Due Diligence Checklist For Commercial Property Closing Checklist for a Real Estate Agent
Precontract
Precontracts are a smart choice for both residential and commercial real estate. A precontract is simply a description of a contractual agreement that is not yet in place. In a way, a precontract is like a plan of action, as well as a promise for an agreement before the agreement has actually been implemented. A precontract ensures that the buyer (or investor) has everything on track and that they will see a return on their investment. The precontract outlines the promise of the agreement before the agreement has actually taken place. This is especially beneficial to someone who is putting down earnest money or who is promising verbally to go through with a purchase, but has not actually filed out the paperwork. For example, a seller may have three interested buyers, but may decide on one individual because she is paying a higher price than the other two. The precontract is put into place to say that the buyer is promising to make the purchase within a certain amount of time for a certain amount of money. That way, the seller has some assurance that the deal will go through.
Prepared Affidavit and Memorandum Agreement
The Affidavit and Memorandum Agreement is usually a simple statement that the involved parties have entered a written agreement over the property. It can be a blank form that is filled in by hand. The form is an extra step, but it is helpful in case the actual agreement or document is lost. It can also be used to outline all of the paperwork that was filled out and agreed upon by all parties. The Affidavit and Memorandum Agreement usually lists the state and county that the agreement will take place in and discusses the commercial purchase and sale of the property andor related business or supplies. The agreement is a short agreement and is signed and dated by all parties. An affidavit should be signed by a notary, which means all involved parties and the witness should meet at the notary’s office, bringing their identification cards. There may be a small fee for getting the document notarized.
Prepared Earnest Money Escrow Agreement
If earnest money is being put down, an agreement should be drawn up beforehand. Earnest money is an agreed-upon amount of money that the buyer will give to the seller (usually put into an escrow account until the sale is completed). If the agreement is not concluded satisfactorily, the seller usually has the right to keep the earnest money. The best way to describe earnest money is that it is a good faith deposit. An Earnest Money Escrow Agreement outlines how much earnest money is being put down, why and how the money is to be used.

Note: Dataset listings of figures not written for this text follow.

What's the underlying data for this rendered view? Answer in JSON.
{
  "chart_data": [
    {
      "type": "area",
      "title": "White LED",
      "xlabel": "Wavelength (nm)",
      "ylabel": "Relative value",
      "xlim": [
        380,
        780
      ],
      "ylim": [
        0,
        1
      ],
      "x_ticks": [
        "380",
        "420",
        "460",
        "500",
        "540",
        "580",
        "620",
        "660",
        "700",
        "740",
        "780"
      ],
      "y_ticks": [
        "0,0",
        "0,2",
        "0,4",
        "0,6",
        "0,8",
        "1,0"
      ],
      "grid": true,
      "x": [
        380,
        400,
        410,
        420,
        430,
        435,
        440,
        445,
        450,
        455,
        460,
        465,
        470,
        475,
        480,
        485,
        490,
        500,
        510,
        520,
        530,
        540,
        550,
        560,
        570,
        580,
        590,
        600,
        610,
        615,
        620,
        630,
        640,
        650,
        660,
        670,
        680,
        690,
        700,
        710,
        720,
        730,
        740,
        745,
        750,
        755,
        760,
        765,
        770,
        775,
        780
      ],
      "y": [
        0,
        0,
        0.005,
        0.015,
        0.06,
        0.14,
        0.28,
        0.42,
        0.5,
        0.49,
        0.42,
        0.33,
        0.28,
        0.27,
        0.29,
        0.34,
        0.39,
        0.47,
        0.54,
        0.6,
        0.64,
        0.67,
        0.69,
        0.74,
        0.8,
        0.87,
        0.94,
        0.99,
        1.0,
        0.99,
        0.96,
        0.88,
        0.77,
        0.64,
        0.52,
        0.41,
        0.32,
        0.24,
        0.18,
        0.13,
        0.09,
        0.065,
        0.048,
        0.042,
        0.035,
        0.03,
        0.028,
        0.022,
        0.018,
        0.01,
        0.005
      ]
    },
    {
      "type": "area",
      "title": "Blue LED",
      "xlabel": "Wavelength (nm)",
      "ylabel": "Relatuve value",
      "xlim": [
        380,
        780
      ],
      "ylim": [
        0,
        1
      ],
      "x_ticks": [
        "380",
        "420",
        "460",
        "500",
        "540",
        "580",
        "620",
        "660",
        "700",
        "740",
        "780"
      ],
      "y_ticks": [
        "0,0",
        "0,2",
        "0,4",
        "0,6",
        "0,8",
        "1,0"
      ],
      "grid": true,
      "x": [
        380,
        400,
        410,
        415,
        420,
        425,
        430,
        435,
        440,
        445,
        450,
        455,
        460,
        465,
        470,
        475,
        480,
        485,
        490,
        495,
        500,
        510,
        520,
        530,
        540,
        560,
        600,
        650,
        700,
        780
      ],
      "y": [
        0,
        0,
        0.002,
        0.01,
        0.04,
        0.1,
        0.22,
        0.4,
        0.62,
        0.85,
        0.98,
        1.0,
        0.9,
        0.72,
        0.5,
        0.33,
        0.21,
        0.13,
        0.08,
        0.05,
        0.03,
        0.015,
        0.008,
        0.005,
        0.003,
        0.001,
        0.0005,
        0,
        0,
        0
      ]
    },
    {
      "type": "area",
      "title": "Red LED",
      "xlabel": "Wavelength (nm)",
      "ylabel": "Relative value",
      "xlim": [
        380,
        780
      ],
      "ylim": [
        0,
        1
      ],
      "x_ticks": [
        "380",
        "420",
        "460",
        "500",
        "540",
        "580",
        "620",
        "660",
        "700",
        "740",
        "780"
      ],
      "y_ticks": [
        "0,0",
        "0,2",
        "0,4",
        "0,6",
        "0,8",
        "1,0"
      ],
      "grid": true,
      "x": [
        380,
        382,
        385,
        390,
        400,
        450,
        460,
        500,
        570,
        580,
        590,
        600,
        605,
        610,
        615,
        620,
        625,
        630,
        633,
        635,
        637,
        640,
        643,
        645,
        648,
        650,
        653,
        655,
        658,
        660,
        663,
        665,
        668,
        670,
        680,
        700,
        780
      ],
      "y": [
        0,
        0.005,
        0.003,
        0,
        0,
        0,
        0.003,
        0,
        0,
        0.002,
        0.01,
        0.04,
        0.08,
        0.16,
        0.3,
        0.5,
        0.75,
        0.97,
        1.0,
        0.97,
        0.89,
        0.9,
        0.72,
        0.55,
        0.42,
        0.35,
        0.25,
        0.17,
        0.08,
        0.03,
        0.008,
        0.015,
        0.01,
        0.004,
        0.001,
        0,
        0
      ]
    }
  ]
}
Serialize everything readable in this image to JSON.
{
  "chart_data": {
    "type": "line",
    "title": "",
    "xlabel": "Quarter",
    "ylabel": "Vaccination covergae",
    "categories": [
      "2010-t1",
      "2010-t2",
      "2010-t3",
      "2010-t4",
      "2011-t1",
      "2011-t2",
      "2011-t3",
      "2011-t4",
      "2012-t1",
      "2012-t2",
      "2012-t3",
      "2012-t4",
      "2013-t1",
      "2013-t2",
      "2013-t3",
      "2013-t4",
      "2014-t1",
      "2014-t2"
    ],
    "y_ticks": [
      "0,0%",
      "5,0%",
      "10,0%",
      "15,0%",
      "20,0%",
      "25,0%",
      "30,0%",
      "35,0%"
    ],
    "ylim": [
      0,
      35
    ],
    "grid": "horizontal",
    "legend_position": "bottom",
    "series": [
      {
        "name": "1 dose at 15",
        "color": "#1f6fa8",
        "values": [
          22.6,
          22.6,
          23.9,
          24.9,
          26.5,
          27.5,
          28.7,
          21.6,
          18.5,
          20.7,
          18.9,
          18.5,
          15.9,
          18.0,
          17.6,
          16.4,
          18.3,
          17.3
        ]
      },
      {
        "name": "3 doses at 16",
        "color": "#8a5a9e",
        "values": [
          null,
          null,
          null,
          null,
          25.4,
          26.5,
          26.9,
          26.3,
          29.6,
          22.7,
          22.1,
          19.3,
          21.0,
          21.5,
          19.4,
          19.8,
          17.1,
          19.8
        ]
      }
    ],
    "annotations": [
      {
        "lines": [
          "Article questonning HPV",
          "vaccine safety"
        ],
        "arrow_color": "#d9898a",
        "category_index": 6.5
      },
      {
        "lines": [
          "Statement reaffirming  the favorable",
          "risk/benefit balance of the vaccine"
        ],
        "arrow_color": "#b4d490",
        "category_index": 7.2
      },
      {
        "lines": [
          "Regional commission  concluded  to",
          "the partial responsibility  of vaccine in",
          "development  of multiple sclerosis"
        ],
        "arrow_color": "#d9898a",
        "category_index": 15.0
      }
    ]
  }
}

Commercial Real EstateBusiness Agreement
Finally, put the entire agreement in writing in a formal purchase agreement. This is the final agreement (on paper) that the buyer and seller enter into and which will seal the deal and make the purchase final. After this paperwork has been completed and payment has been made in full, the buyer can take over the business property and the seller has completed the sale. If making a commercial real estate purchase which includes some type of business or materials, make sure that the purchase agreement lists all assets that are part of the sale. That way, you will not find yourself in the position of expecting to buy, for example, a complete motorcycle repair shop with all current business contacts, equipment and stock and end up owning only an empty building. The business agreement will vary according to what the buyer and seller agree on, but should be looked over by a real estate lawyer or experienced broker.